Review Summary: Wake up babe, ‘best new music’ folk album dropped
We last caught up with Sam Lee back in 2020 with the quietly revelatory ‘Old Wow’, a set of reimagined folk standards given new life thanks to some surprising but no less sympathetic arrangements and performances. The headline difference on this follow up is (and I had to look this up to know for sure) that all these songs are originals, and that’s admittedly a huge change; can his own writing conjure up the same authentic and timeless quality?
The answer is a resounding ‘yes’, a more emphatic one than I would perhaps have expected. These songs carry an instant weight, they feel somehow aged and important, and the vocals frequently emphasise a near hymnal quality. The compositions are in no way stuffy however, and in particular Mr Impeccable Taste himself, Bernard Butler, is here yet again providing string arrangements for an album by a talented song writer.
Similar to ‘Old Wow’ the influences remain ‘Ys’ era Joanna Newsom (that same ‘ye olde’ whimsy, wandering and sometimes grandiose compositions), Benjamin Clementine (the more theatrical qualities to both the singing and the orchestral additions) and Nick Drake (the quieter stretches of folk here, and the more dulcet register of the vocals).

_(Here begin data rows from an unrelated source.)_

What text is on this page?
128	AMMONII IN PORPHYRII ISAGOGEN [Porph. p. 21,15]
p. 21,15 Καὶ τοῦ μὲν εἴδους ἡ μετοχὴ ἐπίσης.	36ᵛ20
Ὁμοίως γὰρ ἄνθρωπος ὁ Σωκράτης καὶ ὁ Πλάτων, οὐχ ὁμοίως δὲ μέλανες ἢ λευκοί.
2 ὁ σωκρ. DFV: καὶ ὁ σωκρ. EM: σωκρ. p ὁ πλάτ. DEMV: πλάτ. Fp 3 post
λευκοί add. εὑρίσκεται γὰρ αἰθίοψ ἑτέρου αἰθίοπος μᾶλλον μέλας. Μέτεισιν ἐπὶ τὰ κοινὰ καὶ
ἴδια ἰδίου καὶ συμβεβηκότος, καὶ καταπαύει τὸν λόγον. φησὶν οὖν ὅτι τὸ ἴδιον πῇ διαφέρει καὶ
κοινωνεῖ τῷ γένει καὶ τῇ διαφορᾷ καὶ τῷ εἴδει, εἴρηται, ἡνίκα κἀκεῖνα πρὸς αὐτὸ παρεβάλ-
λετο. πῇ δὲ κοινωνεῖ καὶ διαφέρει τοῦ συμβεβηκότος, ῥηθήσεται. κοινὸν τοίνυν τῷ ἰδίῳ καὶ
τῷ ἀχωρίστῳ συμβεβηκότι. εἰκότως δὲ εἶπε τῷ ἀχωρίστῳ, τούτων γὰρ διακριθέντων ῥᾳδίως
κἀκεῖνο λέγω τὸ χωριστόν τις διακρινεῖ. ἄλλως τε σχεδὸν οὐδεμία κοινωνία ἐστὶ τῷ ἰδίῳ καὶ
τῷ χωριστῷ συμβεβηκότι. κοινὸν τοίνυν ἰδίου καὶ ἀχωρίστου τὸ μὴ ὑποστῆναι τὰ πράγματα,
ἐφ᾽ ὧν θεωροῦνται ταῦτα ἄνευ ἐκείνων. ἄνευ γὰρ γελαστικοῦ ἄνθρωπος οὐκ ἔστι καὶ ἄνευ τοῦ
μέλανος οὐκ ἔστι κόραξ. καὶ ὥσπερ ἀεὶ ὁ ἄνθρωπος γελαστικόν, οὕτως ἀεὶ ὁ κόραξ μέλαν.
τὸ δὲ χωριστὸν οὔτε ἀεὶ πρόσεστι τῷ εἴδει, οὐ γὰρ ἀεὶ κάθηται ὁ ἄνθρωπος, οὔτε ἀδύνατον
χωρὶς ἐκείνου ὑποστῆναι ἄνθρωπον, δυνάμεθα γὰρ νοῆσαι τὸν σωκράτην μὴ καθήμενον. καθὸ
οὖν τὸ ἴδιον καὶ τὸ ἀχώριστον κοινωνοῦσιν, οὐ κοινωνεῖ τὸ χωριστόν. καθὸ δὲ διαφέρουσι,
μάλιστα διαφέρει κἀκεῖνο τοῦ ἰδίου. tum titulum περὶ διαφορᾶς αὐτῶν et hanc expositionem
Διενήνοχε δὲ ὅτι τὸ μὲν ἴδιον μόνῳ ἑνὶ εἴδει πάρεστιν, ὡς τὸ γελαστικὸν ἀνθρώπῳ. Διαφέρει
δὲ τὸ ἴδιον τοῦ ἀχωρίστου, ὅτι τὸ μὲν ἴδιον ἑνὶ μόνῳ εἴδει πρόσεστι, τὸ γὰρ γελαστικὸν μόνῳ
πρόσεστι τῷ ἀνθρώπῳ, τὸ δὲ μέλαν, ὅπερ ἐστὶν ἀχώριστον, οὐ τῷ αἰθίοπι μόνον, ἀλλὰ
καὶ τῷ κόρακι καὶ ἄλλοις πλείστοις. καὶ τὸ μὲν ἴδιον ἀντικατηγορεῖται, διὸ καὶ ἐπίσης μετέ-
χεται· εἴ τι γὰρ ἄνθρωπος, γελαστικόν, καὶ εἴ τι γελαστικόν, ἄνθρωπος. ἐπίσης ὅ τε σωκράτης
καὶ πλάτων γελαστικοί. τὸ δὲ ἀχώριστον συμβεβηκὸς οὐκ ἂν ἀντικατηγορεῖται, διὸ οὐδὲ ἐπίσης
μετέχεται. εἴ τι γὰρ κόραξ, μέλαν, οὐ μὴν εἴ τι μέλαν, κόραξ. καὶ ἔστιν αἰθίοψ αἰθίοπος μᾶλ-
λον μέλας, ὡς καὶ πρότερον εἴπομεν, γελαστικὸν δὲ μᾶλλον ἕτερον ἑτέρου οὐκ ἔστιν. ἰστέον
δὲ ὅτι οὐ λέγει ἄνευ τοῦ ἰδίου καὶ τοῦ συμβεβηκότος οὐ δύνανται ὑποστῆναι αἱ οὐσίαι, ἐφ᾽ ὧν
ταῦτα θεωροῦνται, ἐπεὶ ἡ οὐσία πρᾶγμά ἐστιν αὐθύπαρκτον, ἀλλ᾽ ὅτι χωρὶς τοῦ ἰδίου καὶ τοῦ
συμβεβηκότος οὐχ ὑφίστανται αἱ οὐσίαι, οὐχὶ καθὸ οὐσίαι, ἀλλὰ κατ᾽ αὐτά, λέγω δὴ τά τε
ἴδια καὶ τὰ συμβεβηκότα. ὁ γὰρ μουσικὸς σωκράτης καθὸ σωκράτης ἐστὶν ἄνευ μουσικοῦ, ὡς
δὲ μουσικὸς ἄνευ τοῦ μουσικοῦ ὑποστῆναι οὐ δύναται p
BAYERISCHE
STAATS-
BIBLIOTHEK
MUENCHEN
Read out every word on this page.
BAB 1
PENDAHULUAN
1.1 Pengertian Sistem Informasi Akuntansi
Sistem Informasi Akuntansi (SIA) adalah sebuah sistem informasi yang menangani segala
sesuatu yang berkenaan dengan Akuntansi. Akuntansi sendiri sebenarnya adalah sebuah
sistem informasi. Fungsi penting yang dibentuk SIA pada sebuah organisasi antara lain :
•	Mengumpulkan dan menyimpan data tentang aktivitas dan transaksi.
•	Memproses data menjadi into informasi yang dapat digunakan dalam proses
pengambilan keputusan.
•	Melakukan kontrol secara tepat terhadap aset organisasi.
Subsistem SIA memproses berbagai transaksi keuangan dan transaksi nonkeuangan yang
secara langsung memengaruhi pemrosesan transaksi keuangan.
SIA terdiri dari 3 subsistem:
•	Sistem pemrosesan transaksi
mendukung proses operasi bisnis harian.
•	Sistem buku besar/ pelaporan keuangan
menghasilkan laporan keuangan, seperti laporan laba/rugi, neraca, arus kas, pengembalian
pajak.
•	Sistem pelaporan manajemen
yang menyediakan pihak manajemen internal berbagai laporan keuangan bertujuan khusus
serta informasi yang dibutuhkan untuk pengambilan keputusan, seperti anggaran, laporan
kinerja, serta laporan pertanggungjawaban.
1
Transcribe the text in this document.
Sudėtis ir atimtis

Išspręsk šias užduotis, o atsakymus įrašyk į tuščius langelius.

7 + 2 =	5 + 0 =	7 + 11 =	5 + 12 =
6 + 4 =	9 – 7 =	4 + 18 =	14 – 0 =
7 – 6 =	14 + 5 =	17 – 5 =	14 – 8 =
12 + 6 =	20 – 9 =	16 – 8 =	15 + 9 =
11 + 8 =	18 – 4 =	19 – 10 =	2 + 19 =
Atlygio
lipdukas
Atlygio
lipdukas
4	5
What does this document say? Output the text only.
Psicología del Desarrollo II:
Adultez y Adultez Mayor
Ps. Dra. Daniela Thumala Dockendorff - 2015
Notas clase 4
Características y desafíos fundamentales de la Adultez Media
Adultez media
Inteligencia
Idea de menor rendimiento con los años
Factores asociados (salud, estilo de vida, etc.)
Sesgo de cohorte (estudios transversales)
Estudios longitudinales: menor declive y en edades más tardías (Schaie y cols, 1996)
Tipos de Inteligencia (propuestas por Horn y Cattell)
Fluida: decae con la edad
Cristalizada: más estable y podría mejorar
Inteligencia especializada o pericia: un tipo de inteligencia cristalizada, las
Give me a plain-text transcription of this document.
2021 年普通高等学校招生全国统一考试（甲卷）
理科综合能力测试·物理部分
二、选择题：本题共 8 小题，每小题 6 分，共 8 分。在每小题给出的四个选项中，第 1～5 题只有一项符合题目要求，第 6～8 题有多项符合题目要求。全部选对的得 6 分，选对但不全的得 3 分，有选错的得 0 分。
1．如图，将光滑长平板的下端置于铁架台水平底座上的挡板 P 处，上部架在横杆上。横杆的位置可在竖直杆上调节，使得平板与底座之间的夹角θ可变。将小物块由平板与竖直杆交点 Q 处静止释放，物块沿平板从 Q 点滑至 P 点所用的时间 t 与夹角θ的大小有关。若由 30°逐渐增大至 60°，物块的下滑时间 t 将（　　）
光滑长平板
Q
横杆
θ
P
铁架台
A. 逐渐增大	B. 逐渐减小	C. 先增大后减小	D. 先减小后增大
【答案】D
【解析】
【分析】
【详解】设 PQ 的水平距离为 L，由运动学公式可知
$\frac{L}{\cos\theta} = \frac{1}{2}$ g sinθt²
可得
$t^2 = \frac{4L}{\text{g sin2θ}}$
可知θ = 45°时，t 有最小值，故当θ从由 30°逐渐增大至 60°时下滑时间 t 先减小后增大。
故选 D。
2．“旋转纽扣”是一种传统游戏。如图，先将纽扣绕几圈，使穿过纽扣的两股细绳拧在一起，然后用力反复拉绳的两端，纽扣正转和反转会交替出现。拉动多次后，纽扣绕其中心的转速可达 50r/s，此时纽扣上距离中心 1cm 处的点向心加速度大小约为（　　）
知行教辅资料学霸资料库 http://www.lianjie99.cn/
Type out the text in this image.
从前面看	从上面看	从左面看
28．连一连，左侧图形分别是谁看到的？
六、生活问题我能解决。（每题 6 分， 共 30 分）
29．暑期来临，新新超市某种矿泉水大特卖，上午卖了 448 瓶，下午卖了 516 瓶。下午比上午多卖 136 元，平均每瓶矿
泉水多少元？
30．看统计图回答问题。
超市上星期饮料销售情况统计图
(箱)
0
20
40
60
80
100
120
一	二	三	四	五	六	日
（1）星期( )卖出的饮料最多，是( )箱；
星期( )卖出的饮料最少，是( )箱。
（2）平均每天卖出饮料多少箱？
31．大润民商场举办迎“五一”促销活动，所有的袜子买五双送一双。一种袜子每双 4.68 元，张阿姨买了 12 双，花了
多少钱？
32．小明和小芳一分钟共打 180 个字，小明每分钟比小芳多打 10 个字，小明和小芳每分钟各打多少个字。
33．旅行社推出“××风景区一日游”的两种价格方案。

Of course this is great company to keep and Lee is arriving at the stage it feels like he belongs; the consistency of his writing is disarming, the emotion in this music tangible.
Will another work this year move so effortlessly between hushed intimacy and grand swells? In lesser hands this type of material could have landed in ‘identity crisis’ territory, or worse flattened out into a one paced dirge; quite simply with ‘Songdreaming’ Sam Lee has followed an ‘Old Wow’ with a ‘New Wow’.